A slice of heaven

Es gibt wenige Statements, die man wirklich ohne Zweifel stehen lassen kann. Zwei plus zwei ist gleich vier. Die Hauptstadt von Frankreich ist Paris. Und New York hat die beste Pizza der Welt.

By: apasciuto CC-BY 2.0

Ich bin kein Küchenautor, also schaltet einfach das Kopfkino an.

1977. Ein junger Mann stolziert die 20th Avenue in Brooklyn entlang, auf dem Weg zur Arbeit. Das Wetter ist toll, die Frauen auch, er sieht gut aus und er weiß es. Die Stadt vibriert im Rhythmus der Musik, seiner Musik: Disco. Nur etwas fehlt ihm zum Glück. Er tritt ein Fenster. „Hi Tony. Zwei oder drei Stücke?“ Tony belässt es bei zwei, denn für zu viel Glück verlangen die Götter von Brooklyn Karma-Steuern.
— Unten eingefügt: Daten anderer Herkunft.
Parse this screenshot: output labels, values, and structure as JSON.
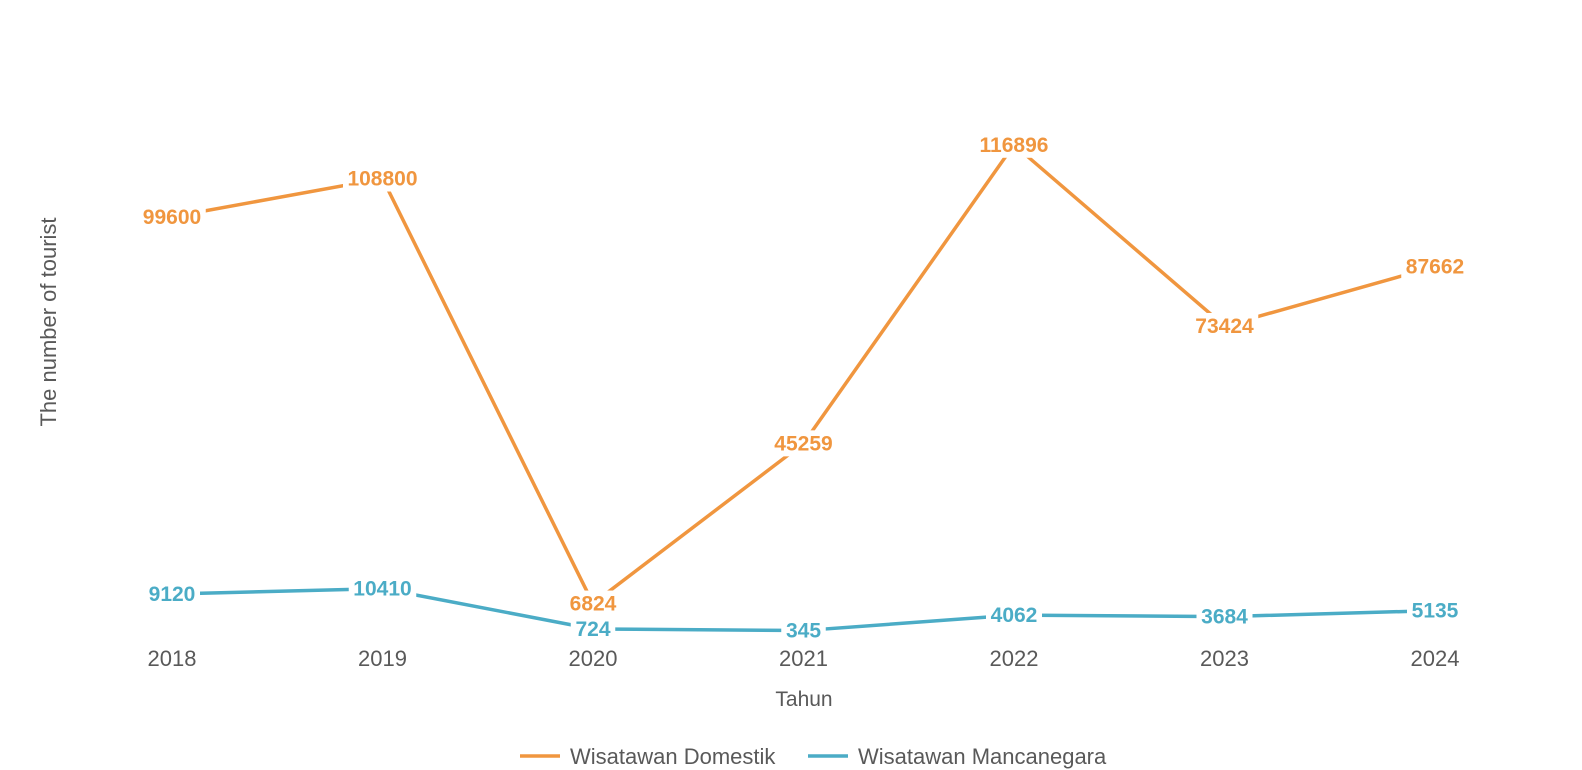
{
  "chart_data": {
    "type": "line",
    "title": "",
    "xlabel": "Tahun",
    "ylabel": "The number of tourist",
    "categories": [
      "2018",
      "2019",
      "2020",
      "2021",
      "2022",
      "2023",
      "2024"
    ],
    "ylim": [
      0,
      125000
    ],
    "grid": false,
    "legend": "bottom",
    "series": [
      {
        "name": "Wisatawan Domestik",
        "color": "#F0963F",
        "values": [
          99600,
          108800,
          6824,
          45259,
          116896,
          73424,
          87662
        ]
      },
      {
        "name": "Wisatawan Mancanegara",
        "color": "#4BACC6",
        "values": [
          9120,
          10410,
          724,
          345,
          4062,
          3684,
          5135
        ]
      }
    ]
  }
}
2010. Ein deutlich älterer Mann kommt die Treppe aus der U-Bahn-Station am Washington Square hoch. Er joggt leicht, denn um eine Wohnung in Manhattan zu finanzieren, muss man sich immer ein wenig hetzen lassen – vor allem als geschiedener Vater zweier Töchter. Er ist unterwegs zum Comedy Cellar, wo er eine Horde Fremder zum Lachen bringen soll. Er kann das, denn er ist gut. Doch vorher braucht er noch etwas. Im Pizzaladen um die Ecke schiebt er sich ein Stück Pizza rein. Eilig, fettig, schnell. Doch es ist himmlisch. Den Rand wirft er weg. Denn er ist ein Bastard. Und er weiß es. Und er wird den Keller zum Kochen bringen.


Louie – Opening von Fanagt

Die Pizza ist die Quintessenz von New York. Okay: Sie ist eine von vielen Quintessenzen. Warum sie so gut zum Big Apple passt? Man kann sie im Stehen, im Gehen essen. Sie passt sich Deinem Rhythmus, dem Rhythmus der Stadt an. Und sie schmeichelt dem New Yorker: In einem Jahrhundert hat sich das Pizzabäckertum in New York so perfektioniert, dass es sich mit niemandem mehr messen muss. Der unscheinbare Laden an der Ecke verkauft Dir eine Pizza, die Deine Zehennägel aufrollt, auch wenn Du ein 120jähriger Sizilianer bist. Vielleicht auch wegen des Preises. Denn ein Slice kostet gern mal sechs Dollar.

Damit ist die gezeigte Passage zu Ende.